Le port de Bangui à l’abandon
Depuis la disparition de Socatraf, le transport fluvial — pourtant vital pour l’approvisionnement du pays — a été confié à Mercure Logistique, une société privée censée relancer le secteur. Mais aucune embarcation ne quitte le port de Bangui. Les bateaux sont à quai, les employés abandonnés, et les infrastructures portuaires se dégradent. Aucun investissement, aucune transparence, aucune fiabilité : Mercure Logistique est devenu le symbole d’un État démissionnaire. Les négociations avec des fournisseurs étrangers sont bloquées ou détournées au profit d’intermédiaires proches du pouvoir, souvent incapables d’assurer la logistique. Le résultat est un effondrement total de la chaîne d’approvisionnement.
Dans ce contexte de crise aiguë, la RCA se tourne vers la République démocratique du Congo (RDC) pour quémander du carburant. Cette démarche met en lumière les contradictions diplomatiques de ce régime : Bangui n’hésite même plus à solliciter Kinshasa tout en renforçant ses liens avec son ennemi juré le Rwanda de Paul Kagamé… Depuis des mois, la collaboration étroite des autorités centrafricaines avec le Rwanda, notamment dans les domaines sécuritaire et économique, suscite colère et incompréhension à Kinshasa.

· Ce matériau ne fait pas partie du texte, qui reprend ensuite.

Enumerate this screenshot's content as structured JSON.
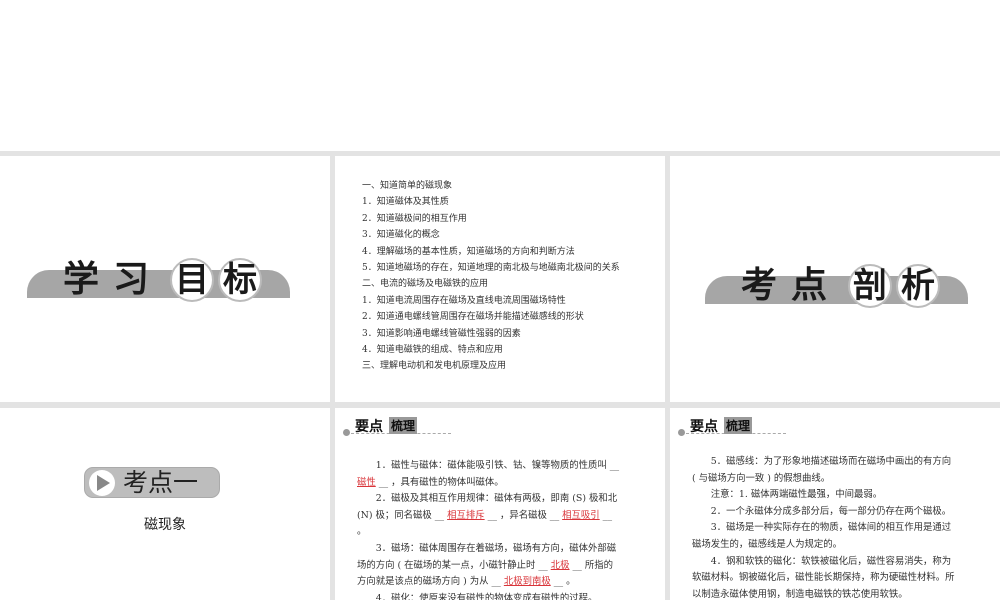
{
  "slide1": {
    "title_chars": [
      "学",
      "习",
      "目",
      "标"
    ]
  },
  "slide2": {
    "goals": [
      "一、知道简单的磁现象",
      "1．知道磁体及其性质",
      "2．知道磁极间的相互作用",
      "3．知道磁化的概念",
      "4．理解磁场的基本性质，知道磁场的方向和判断方法",
      "5．知道地磁场的存在，知道地理的南北极与地磁南北极间的关系",
      "二、电流的磁场及电磁铁的应用",
      "1．知道电流周围存在磁场及直线电流周围磁场特性",
      "2．知道通电螺线管周围存在磁场并能描述磁感线的形状",
      "3．知道影响通电螺线管磁性强弱的因素",
      "4．知道电磁铁的组成、特点和应用",
      "三、理解电动机和发电机原理及应用"
    ]
  },
  "slide3": {
    "title_chars": [
      "考",
      "点",
      "剖",
      "析"
    ]
  },
  "slide4": {
    "badge": "考点一",
    "subtitle": "磁现象"
  },
  "header": {
    "a": "要点",
    "b": "梳理"
  },
  "slide5": {
    "p1a": "1．磁性与磁体：磁体能吸引铁、钴、镍等物质的性质叫 __ ",
    "p1ans": "磁性",
    "p1b": " __ ，具有磁性的物体叫磁体。",
    "p2a": "2．磁极及其相互作用规律：磁体有两极，即南 (S) 极和北 (N) 极；同名磁极 __ ",
    "p2ans1": "相互排斥",
    "p2b": " __ ，异名磁极 __ ",
    "p2ans2": "相互吸引",
    "p2c": " __ 。",
    "p3a": "3．磁场：磁体周围存在着磁场，磁场有方向，磁体外部磁场的方向 ( 在磁场的某一点，小磁针静止时 __ ",
    "p3ans1": "北极",
    "p3b": " __ 所指的方向就是该点的磁场方向 ) 为从 __ ",
    "p3ans2": "北极到南极",
    "p3c": " __ 。",
    "p4": "4．磁化：使原来没有磁性的物体变成有磁性的过程。"
  },
  "slide6": {
    "paras": [
      "5．磁感线：为了形象地描述磁场而在磁场中画出的有方向 ( 与磁场方向一致 ) 的假想曲线。",
      "注意：1. 磁体两端磁性最强，中间最弱。",
      "2．一个永磁体分成多部分后，每一部分仍存在两个磁极。",
      "3．磁场是一种实际存在的物质，磁体间的相互作用是通过磁场发生的，磁感线是人为规定的。",
      "4．钢和软铁的磁化：软铁被磁化后，磁性容易消失，称为软磁材料。钢被磁化后，磁性能长期保持，称为硬磁性材料。所以制造永磁体使用钢，制造电磁铁的铁芯使用软铁。"
    ]
  }
}
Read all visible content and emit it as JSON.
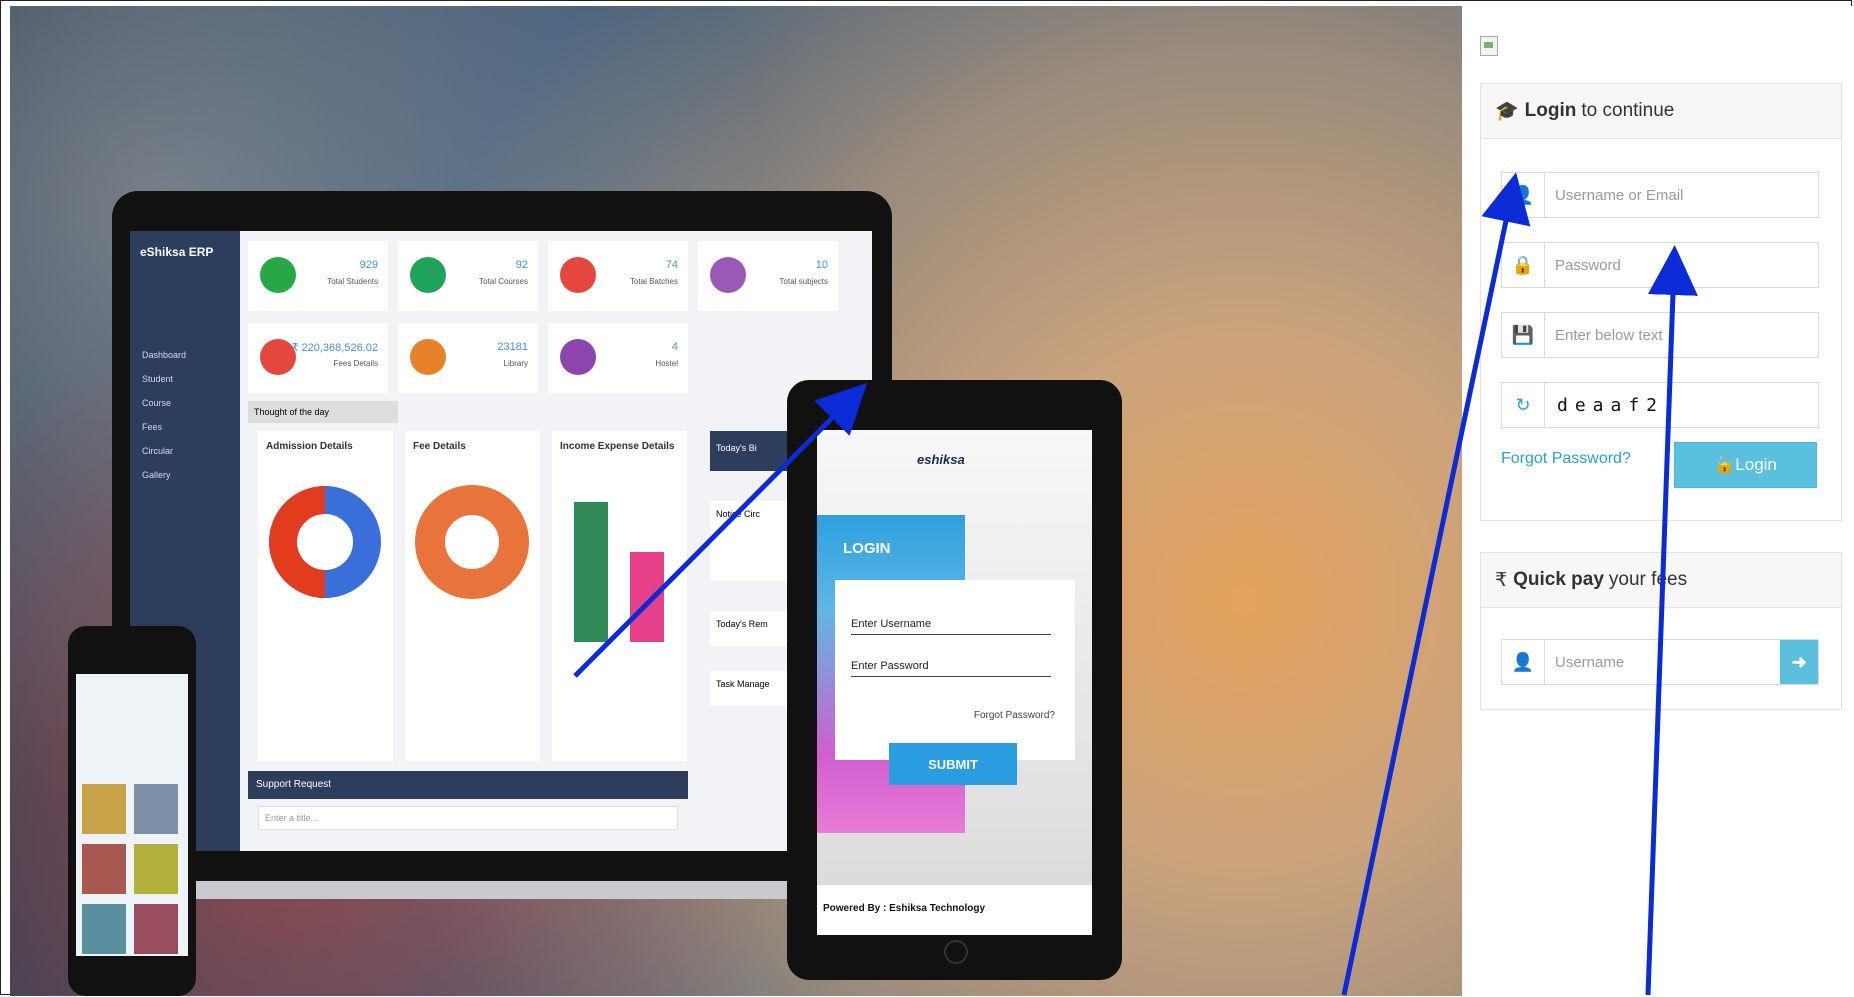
{
  "login_box": {
    "title_bold": "Login",
    "title_rest": "to continue",
    "username_placeholder": "Username or Email",
    "password_placeholder": "Password",
    "captcha_placeholder": "Enter below text",
    "captcha_text": "deaaf2",
    "forgot_label": "Forgot Password?",
    "login_label": "Login"
  },
  "quick_pay": {
    "title_bold": "Quick pay",
    "title_rest": "your fees",
    "username_placeholder": "Username"
  },
  "laptop": {
    "brand": "eShiksa ERP",
    "menu": [
      "Dashboard",
      "Student",
      "Course",
      "Fees",
      "Circular",
      "Gallery"
    ],
    "cards": [
      {
        "value": "929",
        "label": "Total Students",
        "color": "#27a844"
      },
      {
        "value": "92",
        "label": "Total Courses",
        "color": "#1fa35b"
      },
      {
        "value": "74",
        "label": "Total Batches",
        "color": "#e3473d"
      },
      {
        "value": "10",
        "label": "Total subjects",
        "color": "#9b59b6"
      },
      {
        "value": "₹ 220,368,526.02",
        "label": "Fees Details",
        "color": "#e3473d"
      },
      {
        "value": "23181",
        "label": "Library",
        "color": "#e8822a"
      },
      {
        "value": "4",
        "label": "Hostel",
        "color": "#8e44ad"
      }
    ],
    "thought": "Thought of the day",
    "panels": [
      "Admission Details",
      "Fee Details",
      "Income Expense Details"
    ],
    "side_panels": [
      "Today's Bi",
      "Notice Circ",
      "Today's Rem",
      "Task Manage"
    ],
    "support": "Support Request",
    "support_placeholder": "Enter a title..."
  },
  "tablet": {
    "logo": "eshiksa",
    "login_title": "LOGIN",
    "username": "Enter Username",
    "password": "Enter Password",
    "forgot": "Forgot Password?",
    "submit": "SUBMIT",
    "footer": "Powered By : Eshiksa Technology"
  },
  "icons": {
    "graduation": "graduation-cap-icon",
    "user": "user-icon",
    "lock": "lock-icon",
    "captcha": "captcha-icon",
    "refresh": "refresh-icon",
    "unlock": "unlock-icon",
    "rupee": "rupee-icon",
    "arrow": "arrow-right-icon"
  },
  "colors": {
    "accent": "#2b9fd6",
    "button": "#5bc0de",
    "annotation_arrow": "#0a2bd6"
  }
}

Des officiers rwandais sont présents sur le sol centrafricain, des contrats stratégiques sont signés avec des entreprises rwandaises, et les échanges diplomatiques entre les deux pays se multiplient. Cette double posture illustre un régime aux abois, prêt à toutes les contorsions pour survivre, quitte à saborder sa crédibilité régionale.
Les pénuries de carburant à Bangui révèlent les failles profondes d’un système de gouvernance fondé sur l’opacité et l’improvisation. Elles mettent en lumière l’absence de vision stratégique, l’effondrement des infrastructures, et la déconnexion totale entre les cadres de ce régime et les réalités du terrain. Félix Tshisekedi répondra-t-il favorablement aux besoins en carburant de son frère Touadéra au cours des prochaines semaines ? Rien n’est moins sûr…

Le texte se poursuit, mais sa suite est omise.